Mit dem gestrigen Urnengang haben die Griechen vor allem den harten Euro-Sparkurs der Zentrumsparteien abgestraft: Die Konservativen der Nea Dimokratia und die Sozialdemokraten der PASOK verfehlten mit 149 von 300 Sitzen die Mehrheit im Parlament. Zum ersten Mal wird auch eine faschistische Partei - die Goldene Morgenröte - ins griechische Parlament einziehen.

Ein junger Grieche kommentiert den gestrigen Wahlsonntag – mit Brandschäden…

Veni, vidi, vici – “ich kam sah und siegte”, rief Julius Cäsar aus. Sein Wortlaut ist insofern interessant, als dass er seiner Nominierung als „Diktator von Rom“ im Jahre 45 vor Christus vorausging. Für die Geschichtsbesessenen unter euch: Wichtig ist, dass Cäsar vom Römischen Senat selbst zum Diktator aus Lebenszeit ernannt wurde. Natürlich kann seine Diktatur nicht wortwörtlich mit der modernen Nutzung des Terms gleichgesetzt werden.

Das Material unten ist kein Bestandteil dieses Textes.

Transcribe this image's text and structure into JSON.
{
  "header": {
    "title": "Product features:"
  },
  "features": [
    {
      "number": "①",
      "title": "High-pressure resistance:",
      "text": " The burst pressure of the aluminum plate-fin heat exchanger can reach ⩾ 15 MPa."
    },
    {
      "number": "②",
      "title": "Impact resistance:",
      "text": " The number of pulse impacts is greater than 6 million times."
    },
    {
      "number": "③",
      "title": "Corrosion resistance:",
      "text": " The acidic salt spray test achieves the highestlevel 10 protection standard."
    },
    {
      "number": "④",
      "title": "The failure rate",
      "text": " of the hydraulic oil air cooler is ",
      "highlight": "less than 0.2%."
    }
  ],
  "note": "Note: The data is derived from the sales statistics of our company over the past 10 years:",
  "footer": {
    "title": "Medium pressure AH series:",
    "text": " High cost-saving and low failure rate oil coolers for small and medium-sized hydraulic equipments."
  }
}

Aber seine Worte öffneten dem Imperator die Türen zu dem, was wir heute „Cäsarismus“ nennen würden.

Kürzlich wurde der gleiche Wortlaut vom Parteichef der griechischen Rechtsextremen der Goldenen Morgenröte [Chrysi Avgi], Nikos Michaloliakos, verwendet. Kurz darauf hat er sich im Rahmen der griechischen Parlamentswahlen leider bewahrheitet. Für andere Parteien, die am gestrigen 6. Mai angetreten waren, scheint eine abgewandelte Form des Ausrufs angebrachter: “Ich kam, sah und … machte den Abgang.”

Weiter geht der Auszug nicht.